Frankfurt – a trade-off between cost and investment
German energy prices (17-20 ct/kWh) are lower than in Ireland, but still motivate optimisation. Companies are keen to replace equipment every 4-5 years, especially when the gap between generations is large. At the same time, larger systems can benefit from discounts and long-term contracts, which reduces the pressure for immediate replacement. Regulations requiring the use of RES and heat recovery encourage the choice of energy-efficient platforms.

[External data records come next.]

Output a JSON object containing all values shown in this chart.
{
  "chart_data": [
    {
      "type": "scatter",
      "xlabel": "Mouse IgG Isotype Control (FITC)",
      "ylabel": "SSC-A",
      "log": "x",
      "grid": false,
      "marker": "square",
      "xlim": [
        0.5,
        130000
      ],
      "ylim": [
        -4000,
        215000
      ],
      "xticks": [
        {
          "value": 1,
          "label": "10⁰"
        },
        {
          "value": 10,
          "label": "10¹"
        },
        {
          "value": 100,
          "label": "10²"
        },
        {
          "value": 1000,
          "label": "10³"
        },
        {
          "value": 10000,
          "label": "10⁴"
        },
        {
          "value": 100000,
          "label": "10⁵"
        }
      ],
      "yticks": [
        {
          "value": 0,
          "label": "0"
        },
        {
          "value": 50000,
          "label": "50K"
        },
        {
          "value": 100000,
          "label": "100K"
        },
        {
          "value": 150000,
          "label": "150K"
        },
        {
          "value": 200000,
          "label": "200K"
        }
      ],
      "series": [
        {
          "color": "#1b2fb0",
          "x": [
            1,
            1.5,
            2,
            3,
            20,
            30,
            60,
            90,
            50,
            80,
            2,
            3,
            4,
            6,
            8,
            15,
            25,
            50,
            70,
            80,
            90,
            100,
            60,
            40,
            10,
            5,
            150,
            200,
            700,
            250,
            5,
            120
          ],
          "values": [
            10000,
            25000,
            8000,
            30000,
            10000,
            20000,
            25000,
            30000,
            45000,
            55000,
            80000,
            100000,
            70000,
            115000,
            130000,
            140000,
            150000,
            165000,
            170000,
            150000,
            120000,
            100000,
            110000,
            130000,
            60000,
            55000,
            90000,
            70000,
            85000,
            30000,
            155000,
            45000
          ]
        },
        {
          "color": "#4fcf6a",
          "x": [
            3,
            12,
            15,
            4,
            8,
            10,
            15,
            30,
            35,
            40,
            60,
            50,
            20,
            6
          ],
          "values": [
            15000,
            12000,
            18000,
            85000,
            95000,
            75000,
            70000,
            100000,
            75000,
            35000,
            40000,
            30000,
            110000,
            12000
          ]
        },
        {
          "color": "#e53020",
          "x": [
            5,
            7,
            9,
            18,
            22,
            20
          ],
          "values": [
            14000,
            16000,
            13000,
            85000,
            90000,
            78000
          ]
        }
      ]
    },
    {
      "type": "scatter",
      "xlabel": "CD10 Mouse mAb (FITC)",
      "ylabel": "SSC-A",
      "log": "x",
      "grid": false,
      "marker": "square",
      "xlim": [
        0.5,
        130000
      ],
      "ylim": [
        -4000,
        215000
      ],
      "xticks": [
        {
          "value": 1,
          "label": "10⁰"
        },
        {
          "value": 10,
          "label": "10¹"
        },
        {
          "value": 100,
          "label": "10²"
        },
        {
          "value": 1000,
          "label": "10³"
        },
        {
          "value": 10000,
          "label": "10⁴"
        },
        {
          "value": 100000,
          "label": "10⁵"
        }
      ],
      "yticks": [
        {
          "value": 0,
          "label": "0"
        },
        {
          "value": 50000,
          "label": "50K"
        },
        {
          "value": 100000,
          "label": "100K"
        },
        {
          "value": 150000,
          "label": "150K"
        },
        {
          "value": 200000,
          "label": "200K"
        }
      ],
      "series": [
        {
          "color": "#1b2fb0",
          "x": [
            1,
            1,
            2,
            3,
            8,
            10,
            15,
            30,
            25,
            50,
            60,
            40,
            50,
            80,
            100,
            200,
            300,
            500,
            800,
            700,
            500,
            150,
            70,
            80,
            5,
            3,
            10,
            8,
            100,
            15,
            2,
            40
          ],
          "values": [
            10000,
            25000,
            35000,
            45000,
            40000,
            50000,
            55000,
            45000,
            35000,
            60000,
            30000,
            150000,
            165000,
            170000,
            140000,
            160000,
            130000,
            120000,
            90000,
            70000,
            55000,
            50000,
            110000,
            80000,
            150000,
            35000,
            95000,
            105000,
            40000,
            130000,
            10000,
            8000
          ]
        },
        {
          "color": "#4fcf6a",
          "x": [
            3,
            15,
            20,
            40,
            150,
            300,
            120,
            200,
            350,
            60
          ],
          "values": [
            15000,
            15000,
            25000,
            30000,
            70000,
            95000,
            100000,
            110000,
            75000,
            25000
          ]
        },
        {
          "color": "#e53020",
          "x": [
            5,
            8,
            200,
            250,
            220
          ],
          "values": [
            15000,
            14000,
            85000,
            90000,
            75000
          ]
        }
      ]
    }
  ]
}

Warsaw – a longer breath, but growing ambitions
The lower cost of energy (around 13 ct/kWh) allows Polish operators to extend the life cycle of their equipment. Replacing the V100 with the A100 or H100 still brings savings, but they are not as spectacular as in Ireland. However, the growing demand for AI services, the development of R&D offices in Poland and competition from international players may shorten replacement cycles to 4-5 years, especially when B200s and energy-efficient TPUs appear on the market.
Trends of the future: HBM3e memory, Blackwell architecture and TPU Trillium
Accelerator performance is not only increasing with more cores. New chips, such as the H200, increase memory bandwidth to 4.8 TB/s via HBM3e. Another leap is the Blackwell B200 with a TDP of 1000W, which uses wider buses and improved Transformer Engine cores. Google, in turn, is developing the v6 ‘Trillium’ and v7 ‘Ironwood’ TPUs to improve power efficiency and compute density.
Efficiency per watt is becoming the most important parameter as economic and regulatory pressures force operators to reduce emissions. High energy prices in Europe further exacerbate this trend.
Differences in energy prices across Europe determine AI infrastructure modernisation strategies. Ireland and Germany, with the highest rates, are shortening equipment lifecycles to reduce operating costs. Poland, benefiting from lower prices, can afford to use existing systems for longer, although growing demand and competition will also accelerate change there.
Technological advances – from the V100 GPU, to the A100 and H100, to the H200 and the upcoming B200 – mean that the TFLOPS/W ratio is growing exponentially. Alternative TPU accelerators are showing even greater energy efficiency, which could change GPU dominance in the future. Therefore, hardware replacement decisions cannot be rigid; they must take into account not only the cost of new hardware, but also energy prices, CO₂ emissions and customer requirements. Megawatts and teraflops will become increasingly intertwined in the strategies of data centre operators in the coming decade.